Hearing impairment (HI) could be a risk factor for cognitive decline, but cognition could plausibly also affect psychoacoustic assessment of hearing with audiometry. We examined the temporal sequence of hearing and cognitive function among nondemented, community-dwelling older adults. Hearing and cognition were assessed between 2012 and 2015 and 2 years thereafter in 313 nondemented participants aged ≥60 years in the Baltimore Longitudinal Study of Aging.
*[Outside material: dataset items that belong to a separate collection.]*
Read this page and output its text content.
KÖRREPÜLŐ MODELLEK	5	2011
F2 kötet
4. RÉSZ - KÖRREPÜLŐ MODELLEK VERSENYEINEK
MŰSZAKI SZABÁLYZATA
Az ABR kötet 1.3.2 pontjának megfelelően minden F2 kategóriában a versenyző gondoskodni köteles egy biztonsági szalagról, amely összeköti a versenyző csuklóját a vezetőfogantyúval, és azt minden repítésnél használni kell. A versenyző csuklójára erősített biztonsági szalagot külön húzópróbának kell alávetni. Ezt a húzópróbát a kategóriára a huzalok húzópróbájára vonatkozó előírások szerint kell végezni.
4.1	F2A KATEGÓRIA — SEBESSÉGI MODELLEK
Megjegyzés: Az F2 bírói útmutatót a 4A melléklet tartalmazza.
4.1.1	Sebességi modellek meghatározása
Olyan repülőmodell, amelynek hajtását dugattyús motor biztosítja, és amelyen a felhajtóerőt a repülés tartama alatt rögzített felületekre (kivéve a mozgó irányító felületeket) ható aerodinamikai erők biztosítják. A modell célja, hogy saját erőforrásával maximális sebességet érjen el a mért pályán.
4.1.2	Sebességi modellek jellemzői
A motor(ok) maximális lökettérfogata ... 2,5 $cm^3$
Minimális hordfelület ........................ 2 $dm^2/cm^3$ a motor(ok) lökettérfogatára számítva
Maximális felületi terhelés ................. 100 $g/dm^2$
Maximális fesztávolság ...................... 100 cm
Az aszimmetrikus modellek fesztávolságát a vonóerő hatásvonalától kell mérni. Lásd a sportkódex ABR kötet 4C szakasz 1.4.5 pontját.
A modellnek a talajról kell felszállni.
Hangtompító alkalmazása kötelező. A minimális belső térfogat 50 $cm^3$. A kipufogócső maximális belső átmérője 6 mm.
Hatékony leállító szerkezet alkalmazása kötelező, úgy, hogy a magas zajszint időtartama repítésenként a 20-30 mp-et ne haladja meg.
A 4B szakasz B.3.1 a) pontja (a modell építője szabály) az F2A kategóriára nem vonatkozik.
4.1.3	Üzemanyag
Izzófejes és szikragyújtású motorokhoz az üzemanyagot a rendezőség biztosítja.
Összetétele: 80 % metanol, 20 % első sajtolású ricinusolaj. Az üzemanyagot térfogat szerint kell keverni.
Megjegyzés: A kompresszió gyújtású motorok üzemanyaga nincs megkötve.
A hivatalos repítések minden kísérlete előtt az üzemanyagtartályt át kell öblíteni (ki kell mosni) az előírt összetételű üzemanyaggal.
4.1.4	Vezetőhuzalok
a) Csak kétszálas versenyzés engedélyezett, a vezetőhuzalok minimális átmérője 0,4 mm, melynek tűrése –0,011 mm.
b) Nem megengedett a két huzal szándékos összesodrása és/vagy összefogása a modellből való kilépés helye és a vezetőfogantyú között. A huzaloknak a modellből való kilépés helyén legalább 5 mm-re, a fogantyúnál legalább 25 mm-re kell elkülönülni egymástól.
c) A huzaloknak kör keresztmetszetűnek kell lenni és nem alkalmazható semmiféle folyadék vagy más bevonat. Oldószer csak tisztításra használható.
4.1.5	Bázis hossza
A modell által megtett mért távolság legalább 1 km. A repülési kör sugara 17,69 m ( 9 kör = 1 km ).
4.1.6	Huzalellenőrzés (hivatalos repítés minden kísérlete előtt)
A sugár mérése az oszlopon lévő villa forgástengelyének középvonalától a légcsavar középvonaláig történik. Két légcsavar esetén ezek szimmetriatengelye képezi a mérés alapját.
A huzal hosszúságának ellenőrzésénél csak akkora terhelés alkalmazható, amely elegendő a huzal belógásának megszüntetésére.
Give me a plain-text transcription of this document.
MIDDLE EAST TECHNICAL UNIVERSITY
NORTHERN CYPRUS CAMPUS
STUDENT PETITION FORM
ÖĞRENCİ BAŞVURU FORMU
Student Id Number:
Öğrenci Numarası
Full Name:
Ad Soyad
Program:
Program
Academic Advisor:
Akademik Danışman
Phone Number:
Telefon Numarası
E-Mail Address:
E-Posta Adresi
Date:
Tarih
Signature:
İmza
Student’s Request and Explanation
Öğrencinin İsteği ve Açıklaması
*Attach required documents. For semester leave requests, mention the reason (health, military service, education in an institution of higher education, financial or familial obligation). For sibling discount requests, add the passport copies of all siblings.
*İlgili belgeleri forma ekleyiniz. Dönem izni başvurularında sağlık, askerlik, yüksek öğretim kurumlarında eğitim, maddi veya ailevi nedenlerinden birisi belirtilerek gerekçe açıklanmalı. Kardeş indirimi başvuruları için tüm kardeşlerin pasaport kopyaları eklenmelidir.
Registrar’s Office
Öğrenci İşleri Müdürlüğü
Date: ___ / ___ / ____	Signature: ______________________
Poorer hearing was defined by pure-tone average of 0.5-4 kHz tones in the better-hearing ear. Cognitive measures with either visual or auditory inputs were Trail-making Test Part B; Digit Symbol Substitution Test; California Verbal Learning Test immediate recall, short delay, and long delay; Digit Span Forward/Backward; Benton Visual Retention Test; and Mini-Mental State Examination. We used linear regression models for cross-sectional associations at each timepoint and autoregressive, cross-lagged models to evaluate whether baseline hearing impairment (Time 1) predicted cognitive performance 2 years after baseline (Time 2) and vice versa. Cross-sectionally, there were no associations between poorer hearing and cognitive performance. Longitudinally, poorer hearing was associated with declines in California Verbal Learning Test immediate (β = -0.073, SE = 0.032, p = .024), short-delayed (β = -0.134, SE = 0.043, p = .002), long-delayed (β = -0.080, SE = 0.032, p = .012) recall, and Digit Span Forward (β = -0.074, SE = 0.029, p = .011).) from Time 1 to Time 2. Cognitive performance at Time 1 did not predict change in hearing status at Time 2. Audiometric hearing impairment predicted short-term cognitive declines in both California Verbal Learning Test and auditory stimuli for attention.